A Flashback to Finding Nemo
We met Dory, everyone’s favorite forgetful fish, 10 years ago swimming around the ocean asking anyone and everyone for help. Nothing outlandish, just a point in the right direction or a clue about her former life. Dory spends her days approaching strangers with heartbreaking optimism, never letting a less-than-friendly encounter get her down.
Her short-term memory loss keeps her motivated and so she just keeps swimming. Dory knows she speaks another language, a sign she comes from a different place, and left alone she knows in her heart, she has a family out there.
Back to the Future
Fast-forward a decade, she has a new life and family but longs for the one she left behind. With the help of her friends, Marlin and Nemo, she finds her way back – nothing short of a miracle – to her parents who, for years, have waited in the murky depths of the ocean in the hope she would one day return.
An Oceanic Refugee Tale
If you were to rewrite the Finding Dory summary, omitting the fact the main characters are a bunch of tropical ocean creatures, it mirrors many of the hard facts of the refugee crisis facing millions today.

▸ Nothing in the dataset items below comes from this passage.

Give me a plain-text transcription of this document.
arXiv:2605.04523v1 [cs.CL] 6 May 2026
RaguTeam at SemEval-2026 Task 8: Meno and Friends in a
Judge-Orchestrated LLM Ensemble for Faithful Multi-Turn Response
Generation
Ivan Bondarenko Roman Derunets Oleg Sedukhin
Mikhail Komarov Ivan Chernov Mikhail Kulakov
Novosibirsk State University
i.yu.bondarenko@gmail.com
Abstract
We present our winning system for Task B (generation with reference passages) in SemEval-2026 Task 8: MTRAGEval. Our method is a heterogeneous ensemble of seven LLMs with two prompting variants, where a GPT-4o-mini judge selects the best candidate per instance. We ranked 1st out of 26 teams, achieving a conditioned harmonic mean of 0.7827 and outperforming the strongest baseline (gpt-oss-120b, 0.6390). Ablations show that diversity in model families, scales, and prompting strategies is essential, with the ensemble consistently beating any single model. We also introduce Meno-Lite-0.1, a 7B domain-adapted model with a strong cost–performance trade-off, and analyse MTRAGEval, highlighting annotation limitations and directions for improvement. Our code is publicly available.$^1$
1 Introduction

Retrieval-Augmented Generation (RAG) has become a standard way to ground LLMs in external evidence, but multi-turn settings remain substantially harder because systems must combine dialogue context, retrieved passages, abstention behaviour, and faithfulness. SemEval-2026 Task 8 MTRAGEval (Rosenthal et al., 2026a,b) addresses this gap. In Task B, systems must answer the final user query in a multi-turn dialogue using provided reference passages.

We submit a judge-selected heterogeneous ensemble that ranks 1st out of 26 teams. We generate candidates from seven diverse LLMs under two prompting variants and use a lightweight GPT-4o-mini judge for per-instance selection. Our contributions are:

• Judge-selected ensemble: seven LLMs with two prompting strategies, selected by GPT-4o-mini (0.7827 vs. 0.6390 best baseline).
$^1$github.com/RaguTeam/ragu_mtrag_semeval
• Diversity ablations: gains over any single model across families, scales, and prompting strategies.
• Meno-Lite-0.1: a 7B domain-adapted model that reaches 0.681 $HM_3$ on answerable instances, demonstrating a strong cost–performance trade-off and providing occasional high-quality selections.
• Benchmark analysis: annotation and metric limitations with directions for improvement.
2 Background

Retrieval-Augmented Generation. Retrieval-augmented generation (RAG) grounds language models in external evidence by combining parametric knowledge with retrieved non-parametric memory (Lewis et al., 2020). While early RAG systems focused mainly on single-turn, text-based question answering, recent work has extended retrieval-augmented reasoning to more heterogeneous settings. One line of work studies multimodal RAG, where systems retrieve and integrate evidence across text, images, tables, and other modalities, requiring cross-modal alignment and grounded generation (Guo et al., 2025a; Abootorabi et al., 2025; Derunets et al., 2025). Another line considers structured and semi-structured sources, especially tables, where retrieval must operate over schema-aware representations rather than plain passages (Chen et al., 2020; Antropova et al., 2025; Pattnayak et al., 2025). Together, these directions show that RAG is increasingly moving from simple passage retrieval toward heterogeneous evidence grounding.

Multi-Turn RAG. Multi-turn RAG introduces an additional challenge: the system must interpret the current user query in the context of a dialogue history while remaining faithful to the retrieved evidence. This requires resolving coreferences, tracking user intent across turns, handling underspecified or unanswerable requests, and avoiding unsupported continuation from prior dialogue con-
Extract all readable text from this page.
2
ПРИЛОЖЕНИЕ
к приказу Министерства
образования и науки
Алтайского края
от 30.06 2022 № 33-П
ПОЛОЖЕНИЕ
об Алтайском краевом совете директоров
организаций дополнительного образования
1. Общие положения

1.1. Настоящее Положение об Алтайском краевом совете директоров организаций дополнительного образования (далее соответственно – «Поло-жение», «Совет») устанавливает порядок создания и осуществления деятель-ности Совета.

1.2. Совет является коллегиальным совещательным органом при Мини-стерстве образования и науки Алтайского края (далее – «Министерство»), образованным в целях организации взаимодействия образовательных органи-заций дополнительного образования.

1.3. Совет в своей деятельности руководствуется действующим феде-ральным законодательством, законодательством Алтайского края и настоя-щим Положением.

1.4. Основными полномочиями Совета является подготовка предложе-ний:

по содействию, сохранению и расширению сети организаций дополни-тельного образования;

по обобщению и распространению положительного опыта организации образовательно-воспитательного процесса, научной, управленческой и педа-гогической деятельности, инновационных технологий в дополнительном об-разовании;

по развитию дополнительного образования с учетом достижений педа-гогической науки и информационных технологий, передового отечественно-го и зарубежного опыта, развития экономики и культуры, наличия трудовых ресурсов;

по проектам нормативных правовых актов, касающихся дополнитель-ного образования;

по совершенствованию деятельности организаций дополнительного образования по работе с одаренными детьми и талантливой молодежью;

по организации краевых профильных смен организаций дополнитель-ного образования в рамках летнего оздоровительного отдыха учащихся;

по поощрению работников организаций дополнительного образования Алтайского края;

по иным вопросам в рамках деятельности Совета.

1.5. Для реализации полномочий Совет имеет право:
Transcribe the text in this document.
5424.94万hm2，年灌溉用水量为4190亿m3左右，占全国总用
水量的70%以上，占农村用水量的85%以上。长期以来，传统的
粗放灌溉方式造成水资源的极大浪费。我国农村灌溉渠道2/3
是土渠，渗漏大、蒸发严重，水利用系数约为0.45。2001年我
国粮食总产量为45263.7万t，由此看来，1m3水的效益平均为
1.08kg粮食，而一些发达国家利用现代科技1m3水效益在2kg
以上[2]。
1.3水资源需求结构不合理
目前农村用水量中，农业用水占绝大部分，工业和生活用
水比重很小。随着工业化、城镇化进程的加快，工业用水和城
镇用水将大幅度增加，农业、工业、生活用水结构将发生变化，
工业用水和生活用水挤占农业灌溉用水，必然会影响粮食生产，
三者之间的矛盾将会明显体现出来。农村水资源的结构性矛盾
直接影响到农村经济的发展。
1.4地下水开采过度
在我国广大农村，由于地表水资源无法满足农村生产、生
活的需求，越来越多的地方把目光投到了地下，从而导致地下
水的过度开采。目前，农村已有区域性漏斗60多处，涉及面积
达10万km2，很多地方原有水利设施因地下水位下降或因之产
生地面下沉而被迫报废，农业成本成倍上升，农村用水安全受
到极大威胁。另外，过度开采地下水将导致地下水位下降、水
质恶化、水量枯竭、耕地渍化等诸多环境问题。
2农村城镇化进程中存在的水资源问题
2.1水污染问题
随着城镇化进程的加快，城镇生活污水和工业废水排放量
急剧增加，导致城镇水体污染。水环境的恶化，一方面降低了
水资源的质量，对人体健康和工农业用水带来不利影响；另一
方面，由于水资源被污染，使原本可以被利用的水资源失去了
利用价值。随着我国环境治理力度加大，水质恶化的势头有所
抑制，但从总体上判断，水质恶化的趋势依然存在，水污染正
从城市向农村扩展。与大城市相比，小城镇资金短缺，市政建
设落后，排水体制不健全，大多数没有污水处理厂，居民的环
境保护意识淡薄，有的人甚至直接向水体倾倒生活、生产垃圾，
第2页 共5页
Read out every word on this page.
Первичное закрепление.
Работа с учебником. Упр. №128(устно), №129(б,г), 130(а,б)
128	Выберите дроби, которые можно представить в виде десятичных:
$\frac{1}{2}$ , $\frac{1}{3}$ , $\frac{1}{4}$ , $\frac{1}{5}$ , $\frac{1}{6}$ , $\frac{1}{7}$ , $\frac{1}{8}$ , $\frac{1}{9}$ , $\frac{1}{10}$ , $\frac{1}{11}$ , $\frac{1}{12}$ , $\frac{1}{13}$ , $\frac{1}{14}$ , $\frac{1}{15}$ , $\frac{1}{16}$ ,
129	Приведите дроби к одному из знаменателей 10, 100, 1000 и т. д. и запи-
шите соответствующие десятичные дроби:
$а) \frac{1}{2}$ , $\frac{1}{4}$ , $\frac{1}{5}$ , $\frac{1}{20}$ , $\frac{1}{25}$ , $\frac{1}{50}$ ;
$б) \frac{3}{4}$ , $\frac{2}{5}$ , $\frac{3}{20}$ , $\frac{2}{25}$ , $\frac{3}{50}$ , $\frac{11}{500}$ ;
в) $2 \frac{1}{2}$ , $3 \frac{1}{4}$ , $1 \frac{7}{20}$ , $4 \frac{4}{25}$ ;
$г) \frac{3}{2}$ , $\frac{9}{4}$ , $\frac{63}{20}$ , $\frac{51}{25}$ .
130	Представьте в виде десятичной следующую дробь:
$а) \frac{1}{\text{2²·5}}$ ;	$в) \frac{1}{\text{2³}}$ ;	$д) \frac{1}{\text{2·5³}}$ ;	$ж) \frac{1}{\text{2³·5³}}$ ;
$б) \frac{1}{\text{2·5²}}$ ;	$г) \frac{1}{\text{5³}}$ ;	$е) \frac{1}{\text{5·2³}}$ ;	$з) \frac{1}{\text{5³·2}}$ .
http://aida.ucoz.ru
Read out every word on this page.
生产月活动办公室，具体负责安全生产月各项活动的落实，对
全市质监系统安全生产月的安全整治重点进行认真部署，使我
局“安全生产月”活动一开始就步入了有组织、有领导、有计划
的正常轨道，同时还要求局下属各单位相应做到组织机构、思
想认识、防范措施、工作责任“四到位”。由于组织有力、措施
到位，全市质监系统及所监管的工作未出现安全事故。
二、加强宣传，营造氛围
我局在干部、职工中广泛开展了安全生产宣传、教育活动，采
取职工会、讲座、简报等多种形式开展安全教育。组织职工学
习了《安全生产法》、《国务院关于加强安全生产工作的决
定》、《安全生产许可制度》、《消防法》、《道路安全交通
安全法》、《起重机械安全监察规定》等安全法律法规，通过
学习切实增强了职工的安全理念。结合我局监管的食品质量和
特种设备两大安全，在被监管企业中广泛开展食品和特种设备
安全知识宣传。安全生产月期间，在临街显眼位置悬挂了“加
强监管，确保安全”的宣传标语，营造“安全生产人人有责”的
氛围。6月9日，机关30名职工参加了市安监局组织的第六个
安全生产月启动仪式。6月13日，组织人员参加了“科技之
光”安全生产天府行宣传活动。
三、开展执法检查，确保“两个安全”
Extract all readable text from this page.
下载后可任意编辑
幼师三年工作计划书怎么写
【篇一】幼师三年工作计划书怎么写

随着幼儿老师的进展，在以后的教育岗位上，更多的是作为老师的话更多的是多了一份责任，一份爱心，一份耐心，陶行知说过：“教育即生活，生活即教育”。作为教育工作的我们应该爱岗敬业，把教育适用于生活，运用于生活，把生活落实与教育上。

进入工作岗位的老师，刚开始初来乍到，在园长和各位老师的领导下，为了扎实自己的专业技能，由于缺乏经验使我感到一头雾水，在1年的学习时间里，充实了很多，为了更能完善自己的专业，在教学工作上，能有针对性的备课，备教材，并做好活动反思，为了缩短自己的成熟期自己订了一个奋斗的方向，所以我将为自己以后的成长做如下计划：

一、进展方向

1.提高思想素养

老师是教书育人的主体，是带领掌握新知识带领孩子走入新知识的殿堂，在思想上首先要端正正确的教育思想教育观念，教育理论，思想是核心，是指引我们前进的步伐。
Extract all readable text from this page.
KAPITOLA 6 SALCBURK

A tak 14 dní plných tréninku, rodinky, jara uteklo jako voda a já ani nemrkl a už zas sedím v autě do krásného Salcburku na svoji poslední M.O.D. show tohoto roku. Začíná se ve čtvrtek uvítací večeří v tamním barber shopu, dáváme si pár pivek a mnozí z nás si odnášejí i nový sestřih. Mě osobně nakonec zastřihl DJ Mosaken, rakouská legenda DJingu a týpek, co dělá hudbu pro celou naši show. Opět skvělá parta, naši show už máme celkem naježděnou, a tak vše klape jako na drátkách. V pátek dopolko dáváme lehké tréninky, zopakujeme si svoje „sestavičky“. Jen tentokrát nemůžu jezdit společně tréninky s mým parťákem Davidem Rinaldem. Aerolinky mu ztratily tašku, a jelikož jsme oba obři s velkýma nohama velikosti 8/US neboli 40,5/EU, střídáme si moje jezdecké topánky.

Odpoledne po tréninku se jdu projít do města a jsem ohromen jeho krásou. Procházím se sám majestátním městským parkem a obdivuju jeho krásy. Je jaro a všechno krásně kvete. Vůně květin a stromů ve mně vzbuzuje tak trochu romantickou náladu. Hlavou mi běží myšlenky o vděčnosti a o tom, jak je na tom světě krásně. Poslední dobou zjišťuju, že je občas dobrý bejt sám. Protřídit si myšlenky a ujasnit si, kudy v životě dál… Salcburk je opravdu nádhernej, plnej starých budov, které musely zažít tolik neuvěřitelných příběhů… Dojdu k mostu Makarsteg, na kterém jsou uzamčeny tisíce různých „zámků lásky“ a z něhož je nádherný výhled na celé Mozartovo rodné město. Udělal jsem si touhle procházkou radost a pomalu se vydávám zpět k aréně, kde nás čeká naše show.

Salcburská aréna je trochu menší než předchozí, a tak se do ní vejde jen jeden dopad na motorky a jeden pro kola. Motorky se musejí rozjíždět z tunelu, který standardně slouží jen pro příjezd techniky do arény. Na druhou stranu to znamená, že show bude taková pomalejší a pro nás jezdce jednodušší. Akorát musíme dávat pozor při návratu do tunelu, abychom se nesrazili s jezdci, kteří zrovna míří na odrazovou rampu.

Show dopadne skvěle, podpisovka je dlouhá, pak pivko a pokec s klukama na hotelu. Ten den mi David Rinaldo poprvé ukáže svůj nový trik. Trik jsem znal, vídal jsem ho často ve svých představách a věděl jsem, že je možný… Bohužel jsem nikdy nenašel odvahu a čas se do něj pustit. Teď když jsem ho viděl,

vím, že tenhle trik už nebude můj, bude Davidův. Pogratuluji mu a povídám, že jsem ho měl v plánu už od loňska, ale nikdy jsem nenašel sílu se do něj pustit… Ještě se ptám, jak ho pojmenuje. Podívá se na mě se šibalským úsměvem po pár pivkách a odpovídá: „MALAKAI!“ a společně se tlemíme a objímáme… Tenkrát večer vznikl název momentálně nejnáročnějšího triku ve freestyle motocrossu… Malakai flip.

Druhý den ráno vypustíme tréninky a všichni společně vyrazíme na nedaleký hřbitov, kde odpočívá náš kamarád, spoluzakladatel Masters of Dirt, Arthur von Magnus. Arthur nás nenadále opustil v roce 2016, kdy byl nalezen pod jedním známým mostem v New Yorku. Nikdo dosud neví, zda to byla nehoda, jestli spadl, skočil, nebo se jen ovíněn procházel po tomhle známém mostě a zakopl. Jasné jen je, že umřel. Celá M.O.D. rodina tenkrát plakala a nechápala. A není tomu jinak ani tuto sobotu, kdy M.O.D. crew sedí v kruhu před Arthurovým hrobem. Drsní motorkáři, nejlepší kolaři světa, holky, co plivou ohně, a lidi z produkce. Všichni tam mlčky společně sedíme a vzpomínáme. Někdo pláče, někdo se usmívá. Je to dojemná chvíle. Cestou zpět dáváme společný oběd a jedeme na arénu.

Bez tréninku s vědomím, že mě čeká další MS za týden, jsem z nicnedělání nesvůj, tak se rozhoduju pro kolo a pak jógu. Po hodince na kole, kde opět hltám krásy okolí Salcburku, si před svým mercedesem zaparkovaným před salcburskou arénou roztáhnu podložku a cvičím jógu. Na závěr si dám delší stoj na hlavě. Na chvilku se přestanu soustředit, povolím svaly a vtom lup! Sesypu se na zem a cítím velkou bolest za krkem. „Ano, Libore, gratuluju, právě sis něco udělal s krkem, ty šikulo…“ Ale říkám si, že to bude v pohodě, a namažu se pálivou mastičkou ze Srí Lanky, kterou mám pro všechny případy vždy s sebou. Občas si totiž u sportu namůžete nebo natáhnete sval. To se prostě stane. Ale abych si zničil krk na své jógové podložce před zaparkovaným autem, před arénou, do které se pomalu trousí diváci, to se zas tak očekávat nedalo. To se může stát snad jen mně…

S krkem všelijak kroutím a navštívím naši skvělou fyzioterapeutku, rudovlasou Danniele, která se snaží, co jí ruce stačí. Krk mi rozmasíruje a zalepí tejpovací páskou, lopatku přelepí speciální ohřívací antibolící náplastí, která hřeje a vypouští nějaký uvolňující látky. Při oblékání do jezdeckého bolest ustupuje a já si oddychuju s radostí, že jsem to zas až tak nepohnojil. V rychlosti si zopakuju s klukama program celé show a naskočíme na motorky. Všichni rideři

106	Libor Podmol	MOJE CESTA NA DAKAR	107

Imagine waking every day not knowing where or how to get home. Imagine for years asking for help and constantly hearing “no.” Imagine being the parents of a young child lost in a foreign land, waiting for years in squalor just in the hopes that one day they might return. The saving grace in Finding Dory is, ironically, her short-term memory loss.
A Grown-Up Message
The harsh reality of refugees today is they are constantly reminded that they are not welcome, that they will not be helped, that they should go back home. Just like Dory, home is a concept that is hard to remember. It is a blurry memory of what it once was, and the idea of going back seems impossible. They, like Dory, sneak into places with high fences and security checkpoints and hope against all odds to meet some compassionate people to help them find their way.
Finding Dory is for children, but under the bright colors of Pixar’s ocean world lies the black and white truth about how important it is to help others. Dory teaches kids to never give up, but it should remind us adults how incredibly lucky we are to have a place to call home.